Payne shares a similar view. He said that in reality, "no one would actually hand over the key to the launch of nuclear missiles to a machine and then let it decide alone." However, Zhao Tong reminded that in situations where decision-making time is extremely compressed, such as when missile flight time is extremely short and the command needs to make life-and-death decisions within minutes, the military may be more inclined to rely on AI to provide rapid assessments and solutions, which opens up space for AI to be "on the table" in key links.

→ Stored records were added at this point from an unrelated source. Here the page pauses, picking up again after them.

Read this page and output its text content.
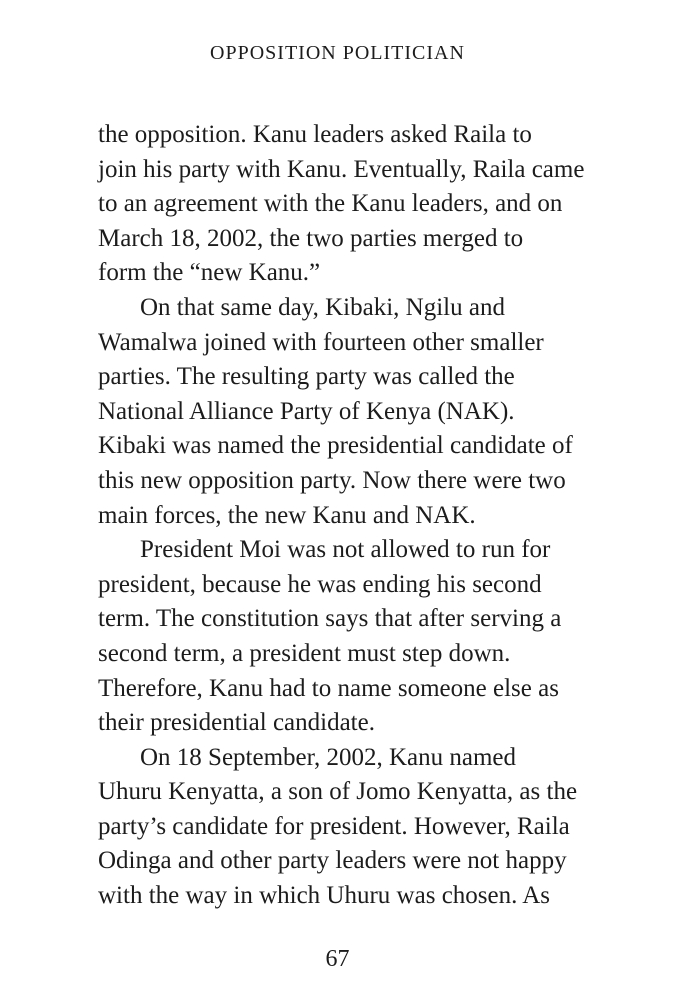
OPPOSITION POLITICIAN
the opposition. Kanu leaders asked Raila to
join his party with Kanu. Eventually, Raila came
to an agreement with the Kanu leaders, and on
March 18, 2002, the two parties merged to
form the “new Kanu.”
On that same day, Kibaki, Ngilu and
Wamalwa joined with fourteen other smaller
parties. The resulting party was called the
National Alliance Party of Kenya (NAK).
Kibaki was named the presidential candidate of
this new opposition party. Now there were two
main forces, the new Kanu and NAK.
President Moi was not allowed to run for
president, because he was ending his second
term. The constitution says that after serving a
second term, a president must step down.
Therefore, Kanu had to name someone else as
their presidential candidate.
On 18 September, 2002, Kanu named
Uhuru Kenyatta, a son of Jomo Kenyatta, as the
party’s candidate for president. However, Raila
Odinga and other party leaders were not happy
with the way in which Uhuru was chosen. As
67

Zhao Tong also suggested that the reason why AI is so "belligerent" in simulations may not be just because they lack the fear and emotional burden that humans have when faced with the "red button." He believes that the deeper problem is that these models may not be able to truly understand the meaning of "stakes" like humans do, and it is difficult to convert abstract loss figures into intuitive feelings about the death of real life and the collapse of society. This structural flaw of "lack of human understanding of stakes" may be one of the important reasons why it frequently chooses nuclear upgrades.

This also makes people re-examine the core principle of "mutually assured destruction" (MAD) that has maintained the stability of nuclear deterrence for decades. According to this principle, no rational leader will take the lead in launching a large-scale nuclear strike, because the opponent will inevitably respond with an equal or even more violent nuclear counterattack, leading to the common destruction of both parties and even human civilization. Johnson said it’s unclear whether MAD’s logic would still work if AI were involved in such games.

Research shows that once a model deploys tactical nuclear weapons in a simulation, the adversary model chooses to de-escalate the situation and attempt de-escalation only about 18 percent of the time. This means that in most cases, the AI ​​will not regard the opponent's nuclear use as a "final warning" to force itself to stop, but will prefer to continue to escalate or maintain a high-intensity confrontation. Johnson believes that this may "strengthen deterrence" to a certain extent because the threat of AI appears more "credible", but at the same time, it may also change the time window for leaders to perceive threats and make decisions, thereby invisibly increasing the risk of misjudgment and loss of control. He emphasized that AI itself may not directly "press the button" for nuclear war, but it may profoundly shape related cognition and time pressure, and these factors will ultimately affect whether human leaders believe they have "no choice."

In part, this also reflects that technical transparency and external communication around AI military applications, especially nuclear risk issues, remain quite limited, while this area is rapidly moving towards the center of real policy and security agendas.